BOOKS
Moulin-Coppens, Josée.
De geschiedenis van het oude Sint-Jorisgilde te Gent vanaf de vroegste tijden tot 1887.
Gent : Staelens , 1982
€ 59.50
Gebonden, kunstlederen band met goudopdruk, 483pp., 18x25cm., ills. in z/w., in zeer goede staat. Luxe-uitgave met mooie kunstlederen band. Nummer 13, met opdracht van de auteur.
Het Sint-Jorisgilde van Gent was tot vóór de Franse Revolutie het eerste en voornaamste van de vier hoofdgilden die borg stonden voor de veiligheid van de stad. Het kruisboogschuttersgilde (voetboogschutters) van Sint-Joris werd als eerste reeds vermeld in 1314 in de Gentse stadsarchieven en was het voornaamste door de doeltreffendheid van het wapen dat zij gebruikten, de kruisboog. Het glorietijdperk van het gilde strekt zich uit over de 14de, de 15de en het begin van de 16e eeuw.
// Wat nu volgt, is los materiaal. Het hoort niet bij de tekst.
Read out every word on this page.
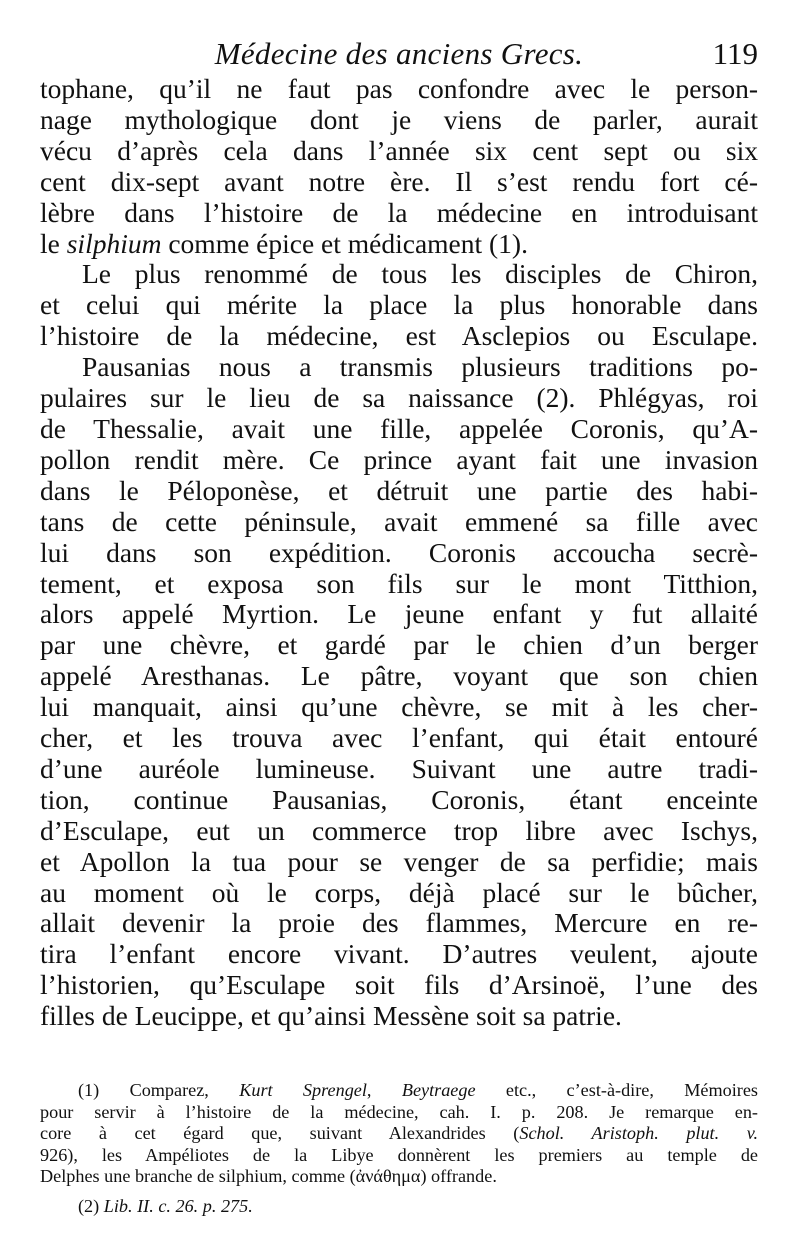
Médecine des anciens Grecs.	119
tophane, qu’il ne faut pas confondre avec le person-
nage mythologique dont je viens de parler, aurait
vécu d’après cela dans l’année six cent sept ou six
cent dix-sept avant notre ère. Il s’est rendu fort cé-
lèbre dans l’histoire de la médecine en introduisant
le silphium comme épice et médicament (1).
Le plus renommé de tous les disciples de Chiron,
et celui qui mérite la place la plus honorable dans
l’histoire de la médecine, est Asclepios ou Esculape.
Pausanias nous a transmis plusieurs traditions po-
pulaires sur le lieu de sa naissance (2). Phlégyas, roi
de Thessalie, avait une fille, appelée Coronis, qu’A-
pollon rendit mère. Ce prince ayant fait une invasion
dans le Péloponèse, et détruit une partie des habi-
tans de cette péninsule, avait emmené sa fille avec
lui dans son expédition. Coronis accoucha secrè-
tement, et exposa son fils sur le mont Titthion,
alors appelé Myrtion. Le jeune enfant y fut allaité
par une chèvre, et gardé par le chien d’un berger
appelé Aresthanas. Le pâtre, voyant que son chien
lui manquait, ainsi qu’une chèvre, se mit à les cher-
cher, et les trouva avec l’enfant, qui était entouré
d’une auréole lumineuse. Suivant une autre tradi-
tion, continue Pausanias, Coronis, étant enceinte
d’Esculape, eut un commerce trop libre avec Ischys,
et Apollon la tua pour se venger de sa perfidie; mais
au moment où le corps, déjà placé sur le bûcher,
allait devenir la proie des flammes, Mercure en re-
tira l’enfant encore vivant. D’autres veulent, ajoute
l’historien, qu’Esculape soit fils d’Arsinoë, l’une des
filles de Leucippe, et qu’ainsi Messène soit sa patrie.
(1) Comparez, Kurt Sprengel, Beytraege etc., c’est-à-dire, Mémoires
pour servir à l’histoire de la médecine, cah. I. p. 208. Je remarque en-
core à cet égard que, suivant Alexandrides (Schol. Aristoph. plut. v.
926), les Ampéliotes de la Libye donnèrent les premiers au temple de
Delphes une branche de silphium, comme (ἀνάθημα) offrande.
(2) Lib. II. c. 26. p. 275.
In 1369 laat de koning van Frankrijk zich inschrijven als lid ter gelegenheid van het huwelijk van zijn broer Filips de Stoute, hertog van Bourgondië met Margaretha van Male, dochter van de graaf van Vlaanderen. Het gilde nam deel aan talrijke feestelijke schietspelen waaronder één der prachtigste feestelijkheden ooit door het gilde zelf ingericht, het Landjuweel van 1440. Er namen 58 gilden aan deel met 580 schutters en 8.000 gildegezellen. 50.000 nieuwsgierigen en kijklustigen van het graafschap Vlaanderen en omstreken hebben dit Landjuweel meegemaakt. In de 15de eeuw hadden de Sint-Jorisleden, het nu nog bestaande Sint-Jorishof, recht tegenover het stadhuis van Gent, als lokaal. Boven de trapgevel is het wapenschild van Sint-Joris nog te zien en bij het betreden van het restaurant toentertijd, was een grote collectie borden tentoongesteld van het Sint-Jorisgilde en andere gilden. In die periode liet Karel de Stoute, Hertog van Bourgondië, zich inschrijven als lid van het gilde. Vanaf het begin van de 15e eeuw doen de vuurwapens hun intrede en de vermaardheid van de kruisboog kwijnt stilletjes weg. Doch, de roemrijke banier van het hoofdgilde van Sint-Joris Gent, wappert echter nog steeds als eerste bij blijde inkomsten, vieringen van zegepralen enz. [zie: wikipedia.]